Das stimmt. Es enthält natürlich noch Bakterien und Verschmutzungen. Ich würde niemandem empfehlen, unbekümmert einen Schluck direkt aus dem Abfluss des Überlaufs eines Rückhaltebeckens zu nehmen (schmunzelt). Aber Spass beiseite – das macht ja auch niemand. Genauso, wie man bei einem solchen Einlass nicht baden geht. Schon gar nicht bei Starkregen. Aber das muss man den Menschen doch auch nicht erklären – so was gehört zum gesunden Menschenverstand.
Die Berichterstattung verwies aber auf die hohe Bakterienbelastung des Reusswassers nach Regenfällen.
Wir können die Wasserqualität im Fluss selbst nur bedingt beeinflussen. Was wir können, ist das Abwasser kontrollieren, das unsere Anlage verlässt oder bei uns eintrifft. Und das tun wir täglich. Es gibt Grenzwerte. Und diese haben wir 2024 kein einziges Mal überschritten. Auch 2025 bisher nicht. Und ich gehe auch nicht davon aus, dass dies noch geschieht.
Wie kommen denn die hohen Bakterienwerte im Fluss zustande?
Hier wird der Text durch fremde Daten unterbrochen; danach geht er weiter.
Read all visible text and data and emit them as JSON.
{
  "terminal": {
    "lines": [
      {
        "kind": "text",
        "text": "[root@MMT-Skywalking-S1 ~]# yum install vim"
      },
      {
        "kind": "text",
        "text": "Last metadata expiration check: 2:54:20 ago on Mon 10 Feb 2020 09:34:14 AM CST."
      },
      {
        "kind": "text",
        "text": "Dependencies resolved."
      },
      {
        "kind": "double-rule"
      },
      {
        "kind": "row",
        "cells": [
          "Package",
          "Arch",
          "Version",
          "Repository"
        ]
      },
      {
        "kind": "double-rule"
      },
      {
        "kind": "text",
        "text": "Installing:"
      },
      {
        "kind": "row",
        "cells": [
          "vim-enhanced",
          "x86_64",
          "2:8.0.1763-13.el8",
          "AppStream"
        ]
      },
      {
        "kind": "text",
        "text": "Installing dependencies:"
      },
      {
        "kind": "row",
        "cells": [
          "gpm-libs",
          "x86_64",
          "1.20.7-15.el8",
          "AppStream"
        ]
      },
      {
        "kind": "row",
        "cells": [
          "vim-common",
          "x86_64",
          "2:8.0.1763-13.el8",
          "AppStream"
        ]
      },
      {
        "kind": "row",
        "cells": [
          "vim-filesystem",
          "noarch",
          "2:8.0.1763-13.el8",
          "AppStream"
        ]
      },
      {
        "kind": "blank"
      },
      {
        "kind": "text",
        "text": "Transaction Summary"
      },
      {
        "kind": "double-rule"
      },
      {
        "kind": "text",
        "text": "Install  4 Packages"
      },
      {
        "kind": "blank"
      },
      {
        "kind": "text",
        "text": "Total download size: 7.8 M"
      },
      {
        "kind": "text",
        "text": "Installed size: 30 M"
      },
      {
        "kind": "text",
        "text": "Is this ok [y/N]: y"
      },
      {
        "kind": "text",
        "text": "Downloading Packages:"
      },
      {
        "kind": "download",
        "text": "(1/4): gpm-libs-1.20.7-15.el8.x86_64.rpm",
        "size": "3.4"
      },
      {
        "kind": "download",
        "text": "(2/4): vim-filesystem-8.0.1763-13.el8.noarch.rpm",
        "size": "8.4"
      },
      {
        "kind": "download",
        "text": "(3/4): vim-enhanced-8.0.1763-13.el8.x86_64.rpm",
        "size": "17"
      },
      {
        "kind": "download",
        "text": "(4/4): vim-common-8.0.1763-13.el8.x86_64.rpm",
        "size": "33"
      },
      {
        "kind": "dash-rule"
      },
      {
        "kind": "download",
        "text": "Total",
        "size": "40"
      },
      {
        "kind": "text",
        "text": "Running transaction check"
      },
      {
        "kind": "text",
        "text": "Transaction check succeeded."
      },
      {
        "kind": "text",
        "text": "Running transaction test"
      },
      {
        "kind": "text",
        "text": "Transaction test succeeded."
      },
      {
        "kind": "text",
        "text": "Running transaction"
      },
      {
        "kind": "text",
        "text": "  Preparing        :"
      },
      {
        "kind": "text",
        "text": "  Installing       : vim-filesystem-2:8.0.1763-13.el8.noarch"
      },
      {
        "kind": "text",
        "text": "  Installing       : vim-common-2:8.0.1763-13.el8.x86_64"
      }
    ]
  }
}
Erst mal sind wir in Bremgarten vor allem davon abhängig, was flussaufwärts geschieht. Da sind alleine sechs weitere ARAs angesiedelt. Wobei ich davon ausgehe, dass auch dort die Arbeit korrekt und gewissenhaft verrichtet wird. Ich sehe die Kläranlagen höchstens mitverantwortlich für die Bakterienkonzentrationen im Fluss. Man muss sehen: Bei Starkregen fliesst das Wasser von überallher auf allen möglichen Wegen in die Reuss. Auch via Erde, Strassen und Bäche. Wir können nicht beeinflussen, in welchem Ausmass so beispielsweise Gülle oder Pestizide in den Fluss gelangen. Ich würde behaupten, solcherlei hat einen weit grösseren Einfluss auf die Bakterienlast als eine Kläranlage, in der sauber gearbeitet wird.
Inwiefern hätten denn die ARAs selbst noch Verbesserungspotenzial?
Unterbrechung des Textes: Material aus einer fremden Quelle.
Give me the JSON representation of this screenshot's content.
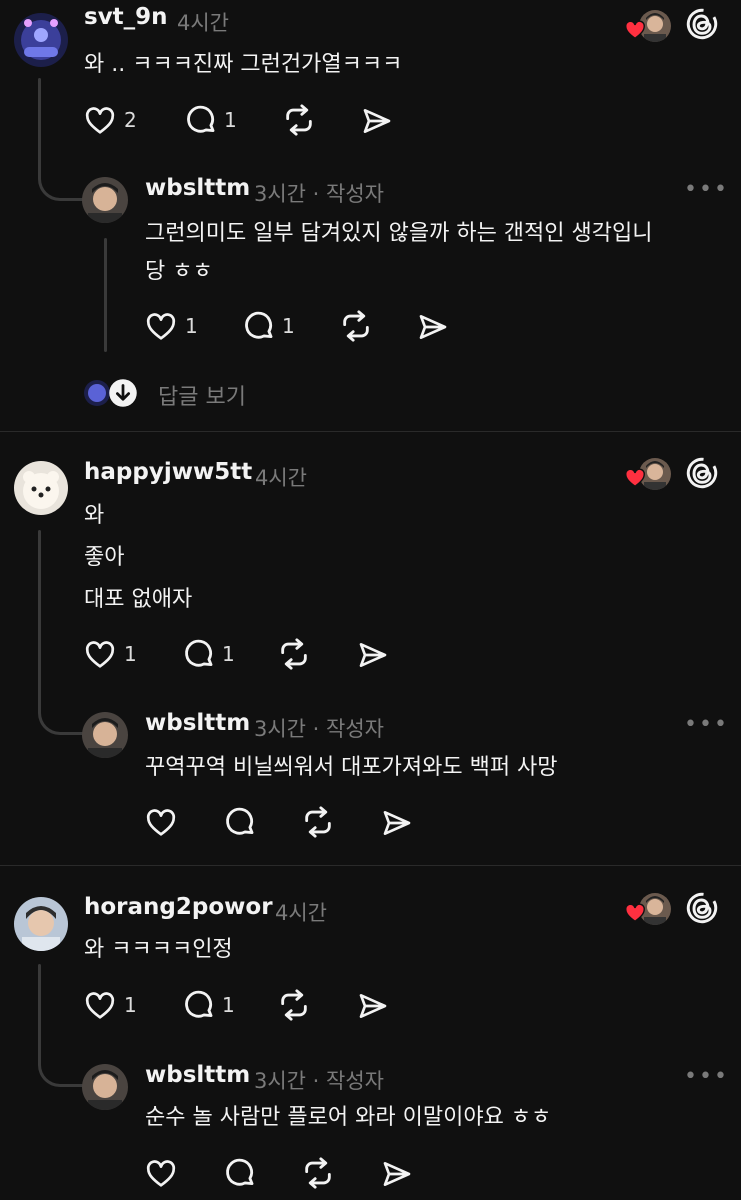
{
  "threads": [
    {
      "username": "svt_9n",
      "time": "4시간",
      "text": "와 .. ㅋㅋㅋ진짜 그런건가열ㅋㅋㅋ",
      "like_count": "2",
      "reply_count": "1",
      "reply": {
        "username": "wbslttm",
        "meta": "3시간 · 작성자",
        "text_lines": [
          "그런의미도 일부 담겨있지 않을까 하는 갠적인 생각입니",
          "당 ㅎㅎ"
        ],
        "like_count": "1",
        "reply_count": "1"
      },
      "view_replies_label": "답글 보기"
    },
    {
      "username": "happyjww5tt",
      "time": "4시간",
      "text_lines": [
        "와",
        "좋아",
        "대포 없애자"
      ],
      "like_count": "1",
      "reply_count": "1",
      "reply": {
        "username": "wbslttm",
        "meta": "3시간 · 작성자",
        "text": "꾸역꾸역 비닐씌워서 대포가져와도 백퍼 사망"
      }
    },
    {
      "username": "horang2powor",
      "time": "4시간",
      "text": "와 ㅋㅋㅋㅋ인정",
      "like_count": "1",
      "reply_count": "1",
      "reply": {
        "username": "wbslttm",
        "meta": "3시간 · 작성자",
        "text": "순수 놀 사람만 플로어 와라 이말이야요 ㅎㅎ"
      }
    }
  ],
  "more_label": "•••",
  "colors": {
    "background": "#101010",
    "text": "#f3f3f3",
    "muted": "#7a7a7a",
    "heart": "#ff3040"
  },
  "icons": [
    "heart-icon",
    "comment-icon",
    "repost-icon",
    "share-icon",
    "threads-logo-icon",
    "more-icon"
  ]
}
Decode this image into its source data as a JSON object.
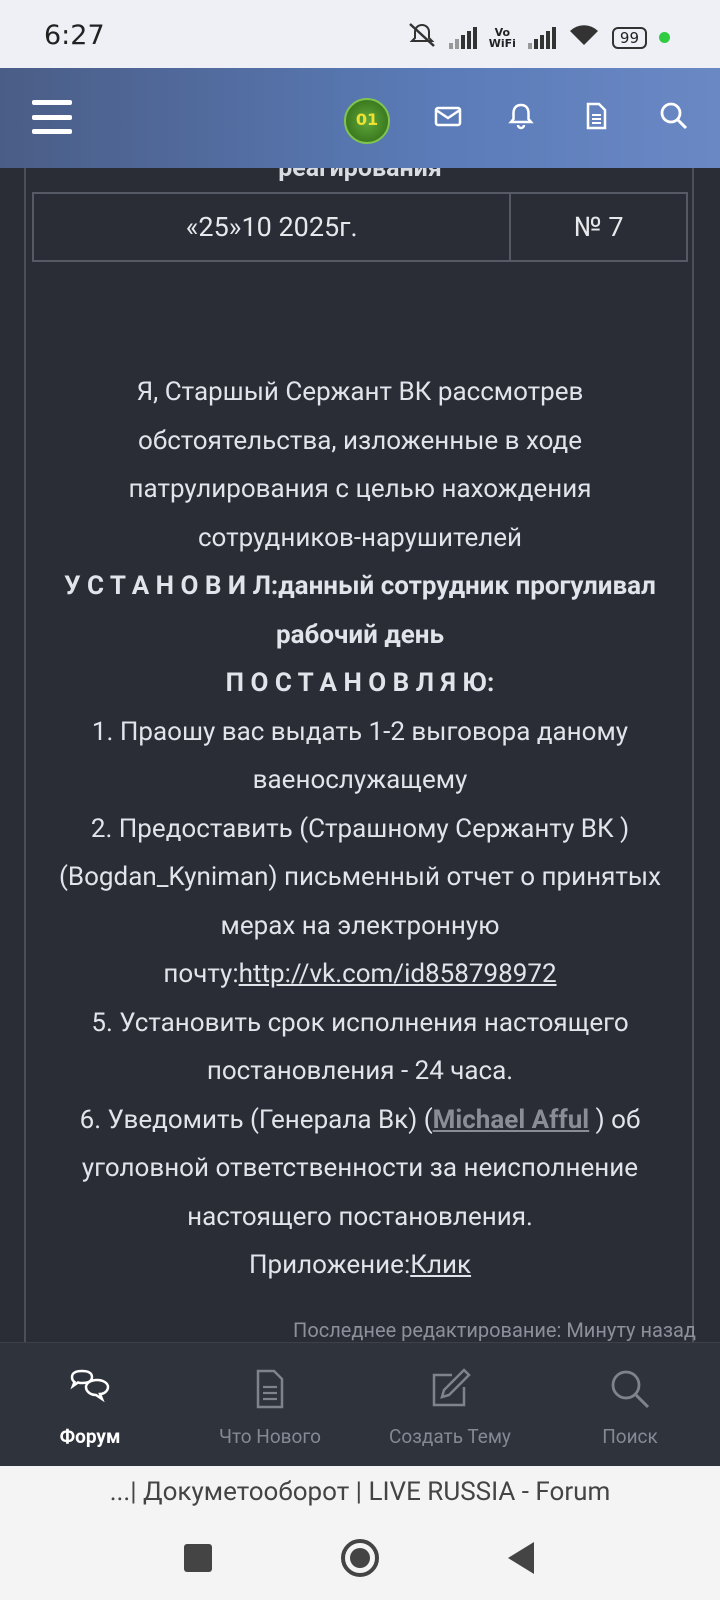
{
  "status_bar": {
    "time": "6:27",
    "wifi_label_top": "Vo",
    "wifi_label_bottom": "WiFi",
    "battery": "99"
  },
  "header": {
    "avatar_text": "01"
  },
  "document": {
    "cut_title": "реагирования",
    "date": "«25»10 2025г.",
    "number": "№ 7",
    "para1": [
      "Я, Старшый Сержант ВК рассмотрев",
      "обстоятельства, изложенные в ходе",
      "патрулирования с целью нахождения",
      "сотрудников-нарушителей"
    ],
    "established_label": "У С Т А Н О В И Л:",
    "established_text_1": "данный сотрудник прогуливал",
    "established_text_2": "рабочий день",
    "resolve_label": "П О С Т А Н О В Л Я Ю:",
    "item1": [
      "1. Праошу вас выдать 1-2 выговора даному",
      "ваенослужащему"
    ],
    "item2": [
      "2. Предоставить (Страшному Сержанту ВК )",
      "(Bogdan_Kyniman) письменный отчет о принятых",
      "мерах на электронную"
    ],
    "email_prefix": "почту:",
    "email_link": "http://vk.com/id858798972",
    "item5": [
      "5. Установить срок исполнения настоящего",
      "постановления - 24 часа."
    ],
    "item6_prefix": "6. Уведомить (Генерала Вк) (",
    "item6_mention": "Michael Afful",
    "item6_suffix": " ) об",
    "item6_rest": [
      "уголовной ответственности за неисполнение",
      "настоящего постановления."
    ],
    "attachment_prefix": "Приложение:",
    "attachment_link": "Клик"
  },
  "edited_note": "Последнее редактирование: Минуту назад",
  "tabs": [
    {
      "label": "Форум",
      "icon": "forum-icon",
      "active": true
    },
    {
      "label": "Что Нового",
      "icon": "document-icon",
      "active": false
    },
    {
      "label": "Создать Тему",
      "icon": "edit-icon",
      "active": false
    },
    {
      "label": "Поиск",
      "icon": "search-icon",
      "active": false
    }
  ],
  "browser_title": "...| Докуметооборот | LIVE RUSSIA - Forum",
  "colors": {
    "accent": "#5a7bb8",
    "background": "#2a2d35",
    "online_dot": "#2ecc40"
  }
}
Man kann überall daran arbeiten, noch besser zu werden. Auch bei Kläranlagen – und das geschieht auch laufend. In den letzten 20 Jahren hat sich die Technik massiv verbessert. Genauso, wie die Ausbildung unseres Personals. Vorgegebene Grenzwerte wurden zudem deutlich gesenkt. Entsprechend hat sich die Wasserqualität seit der Jahrtausendwende auch nochmals stark erhöht. Auch in der Reuss. Im Normalfall ist diese heute sauberer denn je.
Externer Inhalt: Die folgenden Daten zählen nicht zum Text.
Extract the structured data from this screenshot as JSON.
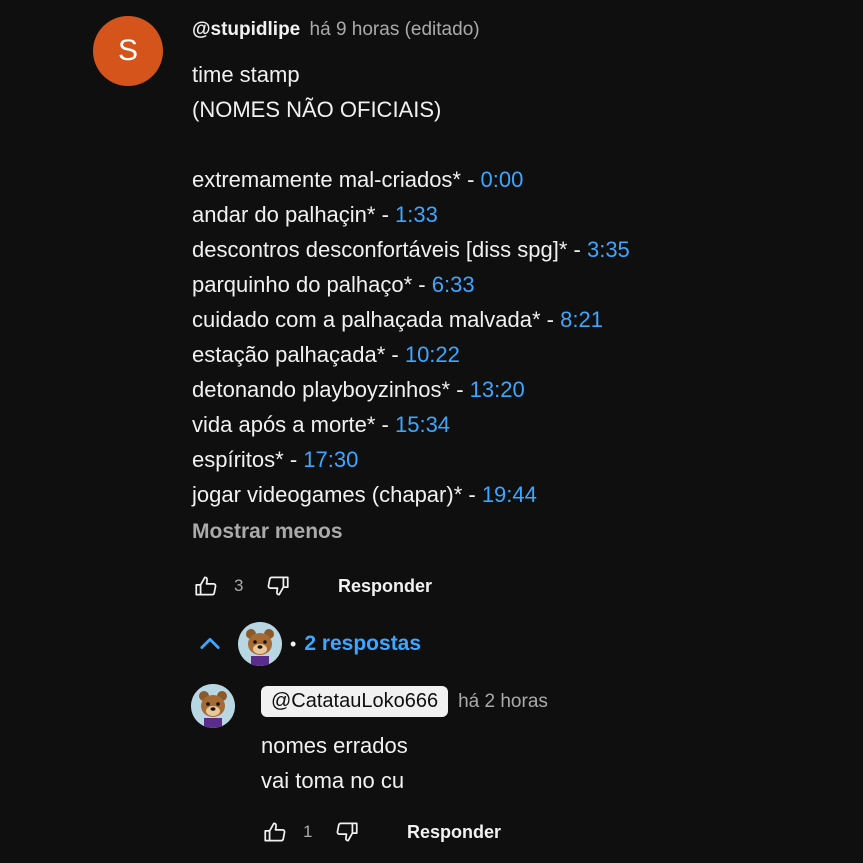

Die ARA Bremgarten wird bald 50 Jahre alt. Ist sie noch zeitgemäss?
Technisch und bezüglich Infrastruktur sind wir gut gerüstet, ja. Da hat man ja auch laufend modernisiert. Aber bezüglich Kapazität werden wir irgendwann an unsere Grenzen stossen. Nur schon wegen dem Bevölkerungswachstum. Momentan wird hier inklusive Industrie Abwasser im Verbrauchswert von 25 000 Einwohnern gereinigt. Tendenz steigend. Ein Ausbau ist deshalb in Planung. Wobei man hier ganz viele Faktoren und Anspruchsgruppen zu berücksichtigen hat und vor einem Projekt gut überlegen muss, welche Richtung man einschlägt.
Wie meinen Sie das?
Die Gesellschaft und die Politik müssen sich Gedanken darüber machen, wie sie mit ihrem Abwasser umgehen. Momentan beschäftigt man sich auf kantonaler Ebene etwa mit dem Thema «Schwammstadt». So was könnte dereinst auch für Bremgarten interessant sein. Das Regenwasser mit Kühlung und Bewässerung von Städten kombinieren, statt alles via Kanalisation in die Kläranlagen isoliert irgendwo am Rand des Stadtgebiets zu leiten. Doch so was ist Zukunftsmusik.
Apropos – kann man dereinst bedenkenlos bzw. ohne Infektionsgefahr in der Reuss baden und surfen, auch wenn es geregnet hat?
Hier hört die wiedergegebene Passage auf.